The Story
Why it exists.
The beginning
Suede Edition Women came from Ramon Monegal in 2005, built around a single material: suede. Not the glossy leather of statement pieces. The matte, tactile warmth of something already loved. Monegal constructed the fragrance around that texture, letting suede be the through-line from first spray to final fade. The florals arrived to soften it. The fruit arrived to complicate it. The base arrived to make it last.
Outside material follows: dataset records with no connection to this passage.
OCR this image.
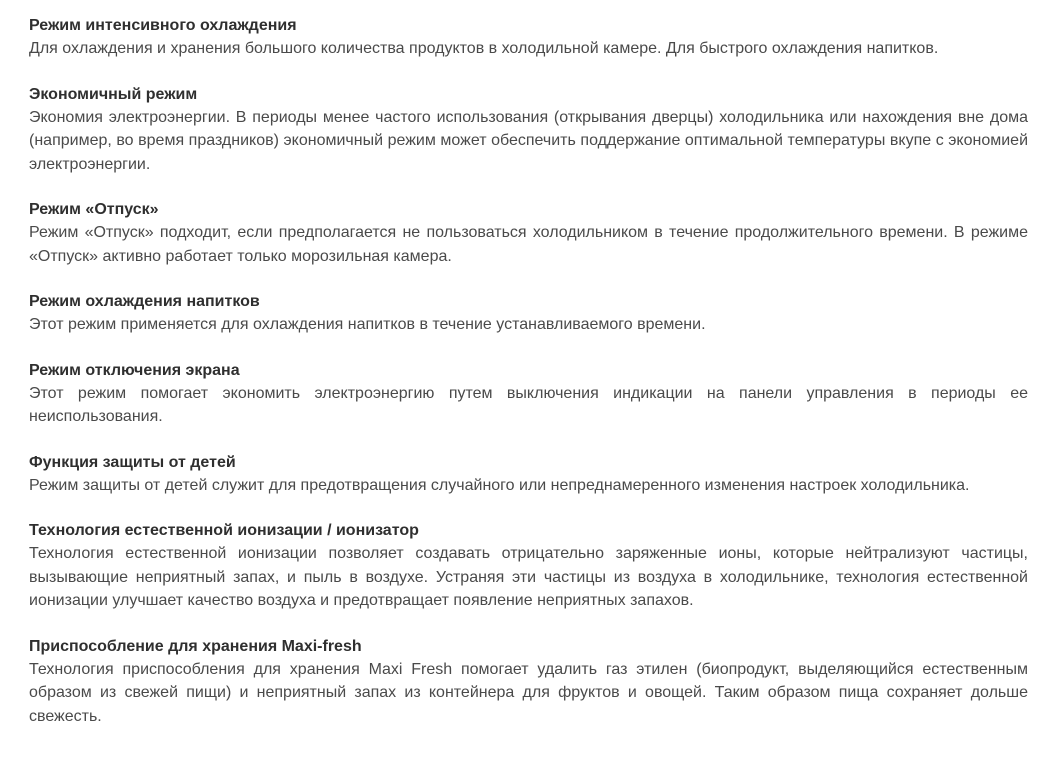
Режим интенсивного охлаждения

Для охлаждения и хранения большого количества продуктов в холодильной камере. Для быстрого охлаждения напитков.

Экономичный режим

Экономия электроэнергии. В периоды менее частого использования (открывания дверцы) холодильника или нахождения вне дома (например, во время праздников) экономичный режим может обеспечить поддержание оптимальной температуры вкупе с экономией электроэнергии.

Режим «Отпуск»

Режим «Отпуск» подходит, если предполагается не пользоваться холодильником в течение продолжительного времени. В режиме «Отпуск» активно работает только морозильная камера.

Режим охлаждения напитков

Этот режим применяется для охлаждения напитков в течение устанавливаемого времени.

Режим отключения экрана

Этот режим помогает экономить электроэнергию путем выключения индикации на панели управления в периоды ее неиспользования.

Функция защиты от детей

Режим защиты от детей служит для предотвращения случайного или непреднамеренного изменения настроек холодильника.

Технология естественной ионизации / ионизатор

Технология естественной ионизации позволяет создавать отрицательно заряженные ионы, которые нейтрализуют частицы, вызывающие неприятный запах, и пыль в воздухе. Устраняя эти частицы из воздуха в холодильнике, технология естественной ионизации улучшает качество воздуха и предотвращает появление неприятных запахов.

Приспособление для хранения Maxi-fresh

Технология приспособления для хранения Maxi Fresh помогает удалить газ этилен (биопродукт, выделяющийся естественным образом из свежей пищи) и неприятный запах из контейнера для фруктов и овощей. Таким образом пища сохраняет дольше свежесть.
What makes Suede Edition Women interesting is how Monegal treats suede as a living material rather than a static base. Peach and mandarin open bright and then soften. Rose and tuberose layer in, tempering the leather's warmth into something powdery. The composition lives in the tension between worn texture and fresh bloom, suede that hasn't quite lost the memory of the fruit that preceded it. It's an unusual pairing: powdery florals alongside leather warmth, neither overwhelming the other.
The evolution
The opening announces itself quickly, mandarin orange and yuzu cutting bright against the skin before the peach arrives to sweeten. The suede follows within minutes, wrapping around the fruit like a worn glove. By the first hour, rose and tuberose have taken over the conversation, softening everything into something powdery without being dusty. Lily of the valley adds a green whisper at the edges. The drydown lasts 6-8 hours, eventually revealing cedar and tonka bean, the wood drier than expected, the tonka slightly sweet. Musk keeps it close to skin, intimate rather than announced. The suede never fully disappears. It settles into skin warmth and stays there.
Cultural impact
Suede Edition Women sits quietly among 2000s women's fragrances, an era when big florals and loud orientals dominated. This one chose restraint. Powdery florals over lush tropical blooms. Leather warmth over animalic presence. The people who wear it tend to return to it. Not a fragrance that announces itself, one that lingers.